Gaussian and non-Gaussian fluctuations for mesoscopic linear statistics in determinantal processes

Citation
Johansson, Kurt et Lambert, Gaultier, Gaussian and non-Gaussian fluctuations for mesoscopic linear statistics in determinantal processes, Annals of probability (Online) , 46(3), 2018, pp. 1201-1278
ISSN journal
2168894X
Volume
46
Issue
3
Year of publication
2018
Pages
1201 - 1278
Database
ACNP
SICI code
Abstract
We study mesoscopic linear statistics for a class of determinantal point processes which interpolate between Poisson and random matrix statistics. These processes are obtained by modifying the spectrum of the correlation kernel of the Gaussian Unitary Ensemble (GUE) eigenvalue process. An example of such a system comes from considering the distribution of noncolliding Brownian motions in a cylindrical geometry, or a grand canonical ensemble of free fermions in a quadratic well at positive temperature.

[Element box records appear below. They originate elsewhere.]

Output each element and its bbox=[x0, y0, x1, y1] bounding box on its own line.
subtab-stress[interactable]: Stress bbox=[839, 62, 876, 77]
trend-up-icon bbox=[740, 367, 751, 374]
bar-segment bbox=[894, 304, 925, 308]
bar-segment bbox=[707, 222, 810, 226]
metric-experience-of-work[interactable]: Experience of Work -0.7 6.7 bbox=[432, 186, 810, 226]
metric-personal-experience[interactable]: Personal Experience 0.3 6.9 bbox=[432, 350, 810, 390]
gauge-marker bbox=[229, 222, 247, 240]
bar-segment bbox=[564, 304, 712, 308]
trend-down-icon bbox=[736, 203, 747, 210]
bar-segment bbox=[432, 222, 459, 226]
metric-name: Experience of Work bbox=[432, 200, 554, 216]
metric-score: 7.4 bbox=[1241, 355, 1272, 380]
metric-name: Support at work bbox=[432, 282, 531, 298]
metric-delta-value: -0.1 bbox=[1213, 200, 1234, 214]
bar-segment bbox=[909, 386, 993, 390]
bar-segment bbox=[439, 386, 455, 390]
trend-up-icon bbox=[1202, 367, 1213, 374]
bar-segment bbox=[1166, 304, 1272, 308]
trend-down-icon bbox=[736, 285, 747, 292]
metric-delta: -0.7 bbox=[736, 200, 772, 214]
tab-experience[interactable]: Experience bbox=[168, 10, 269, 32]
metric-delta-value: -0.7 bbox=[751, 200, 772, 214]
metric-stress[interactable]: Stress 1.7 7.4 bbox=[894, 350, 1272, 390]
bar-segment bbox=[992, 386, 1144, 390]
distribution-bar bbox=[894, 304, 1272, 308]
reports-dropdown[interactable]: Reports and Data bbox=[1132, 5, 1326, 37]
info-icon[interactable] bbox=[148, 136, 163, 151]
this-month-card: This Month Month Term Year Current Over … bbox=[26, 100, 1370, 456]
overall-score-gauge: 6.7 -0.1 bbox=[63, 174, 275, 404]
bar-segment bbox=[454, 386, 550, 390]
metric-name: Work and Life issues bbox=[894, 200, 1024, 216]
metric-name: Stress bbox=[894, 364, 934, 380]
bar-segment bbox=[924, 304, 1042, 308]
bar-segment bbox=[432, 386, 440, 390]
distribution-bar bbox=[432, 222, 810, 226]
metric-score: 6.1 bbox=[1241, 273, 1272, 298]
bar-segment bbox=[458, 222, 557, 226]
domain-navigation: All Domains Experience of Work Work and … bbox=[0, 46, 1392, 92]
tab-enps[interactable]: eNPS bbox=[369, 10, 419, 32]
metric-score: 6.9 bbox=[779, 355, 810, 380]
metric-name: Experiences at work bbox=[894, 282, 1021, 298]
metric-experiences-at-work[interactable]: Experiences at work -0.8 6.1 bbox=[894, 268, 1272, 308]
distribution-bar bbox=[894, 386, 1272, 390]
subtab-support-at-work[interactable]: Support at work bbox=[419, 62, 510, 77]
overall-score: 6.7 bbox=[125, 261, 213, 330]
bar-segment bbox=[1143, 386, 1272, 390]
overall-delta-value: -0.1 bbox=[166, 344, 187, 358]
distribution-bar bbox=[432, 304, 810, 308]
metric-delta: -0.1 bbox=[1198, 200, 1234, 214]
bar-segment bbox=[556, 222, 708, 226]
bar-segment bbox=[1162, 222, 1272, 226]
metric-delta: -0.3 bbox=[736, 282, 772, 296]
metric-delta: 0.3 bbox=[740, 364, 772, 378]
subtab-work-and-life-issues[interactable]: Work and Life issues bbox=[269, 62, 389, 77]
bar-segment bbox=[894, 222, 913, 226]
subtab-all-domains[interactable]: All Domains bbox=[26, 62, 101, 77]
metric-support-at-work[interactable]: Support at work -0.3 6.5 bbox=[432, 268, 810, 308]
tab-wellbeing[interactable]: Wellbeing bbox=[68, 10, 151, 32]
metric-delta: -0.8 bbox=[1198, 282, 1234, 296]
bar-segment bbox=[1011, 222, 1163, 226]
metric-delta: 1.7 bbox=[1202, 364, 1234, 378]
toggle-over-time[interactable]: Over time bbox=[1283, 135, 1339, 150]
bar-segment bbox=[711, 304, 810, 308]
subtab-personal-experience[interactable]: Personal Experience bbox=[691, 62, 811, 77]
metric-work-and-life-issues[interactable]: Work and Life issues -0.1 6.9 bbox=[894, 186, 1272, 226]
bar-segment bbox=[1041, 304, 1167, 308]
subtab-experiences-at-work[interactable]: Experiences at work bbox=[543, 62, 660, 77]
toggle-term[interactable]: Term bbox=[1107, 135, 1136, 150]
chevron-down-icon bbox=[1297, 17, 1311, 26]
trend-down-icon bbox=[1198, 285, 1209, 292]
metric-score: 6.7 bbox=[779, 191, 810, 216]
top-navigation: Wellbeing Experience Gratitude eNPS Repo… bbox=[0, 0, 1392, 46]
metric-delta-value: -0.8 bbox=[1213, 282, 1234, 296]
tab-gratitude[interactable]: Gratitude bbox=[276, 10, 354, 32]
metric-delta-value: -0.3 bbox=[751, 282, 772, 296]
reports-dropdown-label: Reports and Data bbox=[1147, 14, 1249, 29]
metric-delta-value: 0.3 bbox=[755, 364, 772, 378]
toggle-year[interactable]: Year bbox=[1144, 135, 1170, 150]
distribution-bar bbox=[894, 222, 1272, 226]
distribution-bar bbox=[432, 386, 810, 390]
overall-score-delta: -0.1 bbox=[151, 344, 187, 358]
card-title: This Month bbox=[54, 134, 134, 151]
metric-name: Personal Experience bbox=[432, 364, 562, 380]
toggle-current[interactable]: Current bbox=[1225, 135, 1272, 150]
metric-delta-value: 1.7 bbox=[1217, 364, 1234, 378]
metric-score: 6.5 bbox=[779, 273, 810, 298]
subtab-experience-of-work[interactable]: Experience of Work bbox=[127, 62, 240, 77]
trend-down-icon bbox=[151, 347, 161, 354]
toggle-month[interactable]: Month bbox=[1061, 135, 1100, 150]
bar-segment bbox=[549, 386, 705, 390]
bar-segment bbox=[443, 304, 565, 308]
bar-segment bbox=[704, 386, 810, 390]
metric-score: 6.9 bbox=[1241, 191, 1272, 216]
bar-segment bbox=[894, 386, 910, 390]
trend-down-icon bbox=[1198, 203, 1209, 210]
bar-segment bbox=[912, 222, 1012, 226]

When the scale of the modification of the spectrum of the correlation kernel, related to the size of the cylinder or the temperature, is different from the scale in the mesoscopic linear statistic, we obtain a central limit theorem (CLT) of either Poisson or GUE type. On the other hand, in the critical regime where the scales are the same, we observe a non-Gaussian process in the limit. Its distribution is characterized by explicit but complicated formulae for the cumulants of smooth linear statistics. These results rely on an asymptotic sine-kernel approximation of the GUE kernel which is valid at all mesoscopic scales, and a generalization of cumulant computations of Soshnikov for the sine process. Analogous determinantal processes on the circle are also considered with similar results.